As revenues and share prices plummet, HSBC’s Chairman Douglas Flint has attributed the bank’s shaky results to a nervous and over-regulated workforce.
HSBC’s revenues tumbled 9% to $31.17bn in the first half of the year, with share prices falling by 16% over the past 12 months. The banking giant has been criticised for failing to grow, although Chief Executive Steven Gulliver insists that the company has fared well given market and regulatory pressures, adding: “There are indications that interest rates could start to rise as early as the fourth quarter of 2014 in the UK and the first half of 2015 in the US, which given the size of our commercial surplus has positive implications for our revenues.”

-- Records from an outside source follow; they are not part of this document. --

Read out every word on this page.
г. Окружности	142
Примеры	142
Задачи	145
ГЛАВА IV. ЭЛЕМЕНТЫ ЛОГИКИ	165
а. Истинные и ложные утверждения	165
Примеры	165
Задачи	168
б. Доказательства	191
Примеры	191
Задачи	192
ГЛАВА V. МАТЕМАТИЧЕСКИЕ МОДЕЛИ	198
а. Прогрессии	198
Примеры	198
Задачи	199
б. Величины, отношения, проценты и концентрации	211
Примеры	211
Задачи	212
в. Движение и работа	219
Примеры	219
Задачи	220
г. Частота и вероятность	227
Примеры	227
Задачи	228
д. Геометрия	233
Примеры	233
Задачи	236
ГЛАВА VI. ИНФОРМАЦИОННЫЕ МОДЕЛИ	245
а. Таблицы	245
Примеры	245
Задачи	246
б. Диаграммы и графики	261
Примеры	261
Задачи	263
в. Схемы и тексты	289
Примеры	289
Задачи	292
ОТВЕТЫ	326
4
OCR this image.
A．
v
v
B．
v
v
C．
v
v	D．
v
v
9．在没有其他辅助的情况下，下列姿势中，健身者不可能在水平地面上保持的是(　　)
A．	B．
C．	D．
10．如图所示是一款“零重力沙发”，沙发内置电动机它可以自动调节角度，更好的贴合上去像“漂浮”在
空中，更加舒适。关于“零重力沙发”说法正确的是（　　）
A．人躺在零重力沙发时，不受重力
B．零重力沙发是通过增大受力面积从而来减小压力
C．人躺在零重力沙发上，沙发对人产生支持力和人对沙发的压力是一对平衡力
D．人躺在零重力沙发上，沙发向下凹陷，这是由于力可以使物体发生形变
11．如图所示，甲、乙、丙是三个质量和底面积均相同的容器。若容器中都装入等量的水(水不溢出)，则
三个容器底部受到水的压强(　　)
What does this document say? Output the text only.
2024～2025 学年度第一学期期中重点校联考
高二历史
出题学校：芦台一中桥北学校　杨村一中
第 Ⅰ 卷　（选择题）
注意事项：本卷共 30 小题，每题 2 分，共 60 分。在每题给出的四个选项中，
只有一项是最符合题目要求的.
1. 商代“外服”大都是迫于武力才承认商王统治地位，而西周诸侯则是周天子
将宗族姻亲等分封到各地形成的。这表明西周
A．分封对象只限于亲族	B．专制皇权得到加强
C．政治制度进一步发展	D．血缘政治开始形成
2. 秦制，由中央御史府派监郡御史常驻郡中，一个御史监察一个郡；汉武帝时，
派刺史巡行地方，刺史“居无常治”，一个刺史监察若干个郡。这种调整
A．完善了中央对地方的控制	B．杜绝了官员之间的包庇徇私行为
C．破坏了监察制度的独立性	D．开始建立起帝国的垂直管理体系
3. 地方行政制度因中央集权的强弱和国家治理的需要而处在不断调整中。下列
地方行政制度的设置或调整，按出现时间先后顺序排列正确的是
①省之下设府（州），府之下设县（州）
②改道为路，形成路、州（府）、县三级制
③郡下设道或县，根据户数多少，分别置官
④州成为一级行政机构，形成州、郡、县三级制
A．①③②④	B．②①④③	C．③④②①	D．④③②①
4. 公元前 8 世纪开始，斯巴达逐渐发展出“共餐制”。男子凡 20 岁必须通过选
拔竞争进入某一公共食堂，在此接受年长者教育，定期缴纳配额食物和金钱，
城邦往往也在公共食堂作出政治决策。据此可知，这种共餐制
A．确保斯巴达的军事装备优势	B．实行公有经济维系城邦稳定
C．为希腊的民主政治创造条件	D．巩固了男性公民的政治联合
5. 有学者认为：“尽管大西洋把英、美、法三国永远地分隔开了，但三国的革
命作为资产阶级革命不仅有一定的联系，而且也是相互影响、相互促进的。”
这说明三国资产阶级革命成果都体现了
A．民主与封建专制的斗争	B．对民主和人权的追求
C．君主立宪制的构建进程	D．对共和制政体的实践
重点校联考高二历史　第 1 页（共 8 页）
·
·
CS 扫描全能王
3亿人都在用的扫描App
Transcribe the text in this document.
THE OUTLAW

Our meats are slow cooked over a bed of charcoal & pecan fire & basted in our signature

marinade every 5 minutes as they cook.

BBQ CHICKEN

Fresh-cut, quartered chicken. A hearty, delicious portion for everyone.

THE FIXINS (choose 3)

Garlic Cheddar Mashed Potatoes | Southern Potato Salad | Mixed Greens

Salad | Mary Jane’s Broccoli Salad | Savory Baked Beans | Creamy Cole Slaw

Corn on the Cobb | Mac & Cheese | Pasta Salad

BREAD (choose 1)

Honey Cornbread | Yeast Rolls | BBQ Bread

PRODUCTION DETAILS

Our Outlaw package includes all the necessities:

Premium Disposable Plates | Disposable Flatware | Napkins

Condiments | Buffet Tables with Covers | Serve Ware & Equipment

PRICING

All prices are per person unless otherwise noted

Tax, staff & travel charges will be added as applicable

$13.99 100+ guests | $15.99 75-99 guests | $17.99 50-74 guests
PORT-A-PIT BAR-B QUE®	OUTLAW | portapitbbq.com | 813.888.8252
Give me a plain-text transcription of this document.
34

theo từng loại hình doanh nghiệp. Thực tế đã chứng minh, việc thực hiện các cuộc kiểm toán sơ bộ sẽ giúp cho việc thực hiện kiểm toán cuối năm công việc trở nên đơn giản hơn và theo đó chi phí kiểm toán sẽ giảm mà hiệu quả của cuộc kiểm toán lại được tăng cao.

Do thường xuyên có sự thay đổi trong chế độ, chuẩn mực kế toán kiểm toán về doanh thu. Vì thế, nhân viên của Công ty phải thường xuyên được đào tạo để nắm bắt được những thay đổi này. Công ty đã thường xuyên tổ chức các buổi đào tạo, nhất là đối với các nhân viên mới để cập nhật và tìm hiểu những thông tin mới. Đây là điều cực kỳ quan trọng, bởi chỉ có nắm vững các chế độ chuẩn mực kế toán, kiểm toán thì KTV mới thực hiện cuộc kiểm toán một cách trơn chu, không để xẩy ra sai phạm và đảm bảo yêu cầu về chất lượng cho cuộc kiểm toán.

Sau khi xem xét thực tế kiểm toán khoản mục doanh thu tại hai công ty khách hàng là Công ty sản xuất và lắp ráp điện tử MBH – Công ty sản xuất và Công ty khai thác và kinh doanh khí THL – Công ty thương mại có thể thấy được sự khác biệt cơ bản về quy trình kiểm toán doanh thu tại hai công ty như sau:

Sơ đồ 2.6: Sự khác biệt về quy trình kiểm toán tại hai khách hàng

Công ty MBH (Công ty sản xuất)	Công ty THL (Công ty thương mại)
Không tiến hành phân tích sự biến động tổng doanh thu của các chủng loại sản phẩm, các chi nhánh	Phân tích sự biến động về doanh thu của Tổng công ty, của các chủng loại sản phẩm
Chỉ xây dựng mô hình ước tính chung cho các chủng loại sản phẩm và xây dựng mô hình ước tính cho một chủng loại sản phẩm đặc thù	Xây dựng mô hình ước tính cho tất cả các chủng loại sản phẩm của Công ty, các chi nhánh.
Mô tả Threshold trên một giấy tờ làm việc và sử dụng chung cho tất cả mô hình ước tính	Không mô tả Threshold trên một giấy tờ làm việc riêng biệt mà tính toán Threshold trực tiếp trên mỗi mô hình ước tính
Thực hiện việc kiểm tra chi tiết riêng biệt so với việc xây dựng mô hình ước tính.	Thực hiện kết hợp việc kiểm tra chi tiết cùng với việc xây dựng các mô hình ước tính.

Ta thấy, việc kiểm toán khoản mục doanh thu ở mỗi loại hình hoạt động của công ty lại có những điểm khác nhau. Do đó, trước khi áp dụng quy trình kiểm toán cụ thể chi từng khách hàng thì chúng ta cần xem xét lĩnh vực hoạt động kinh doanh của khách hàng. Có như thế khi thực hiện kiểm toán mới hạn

According to Flint, intensifying regulation and compliance obligations are responsible for HSBC’s poor performance, with staff fearing individual recriminations or worse if they are seen to have made a mistake. There is “an observable and growing danger of disproportionate risk aversion creeping into decision-making in our businesses as individuals, facing uncertainty as to what may be criticised with hindsight and perceiving a zero tolerance of error, seek to protect themselves and the firm from future censure,” he said.
HSBC has been actively withdrawing from a number of countries, especially emerging markets, over the past few years, citing the risks involved. It was fined $2bn for a money laundering scandal in Mexico and continues to weather the financial fallout over mis-sold PPI, according to the Financial Times.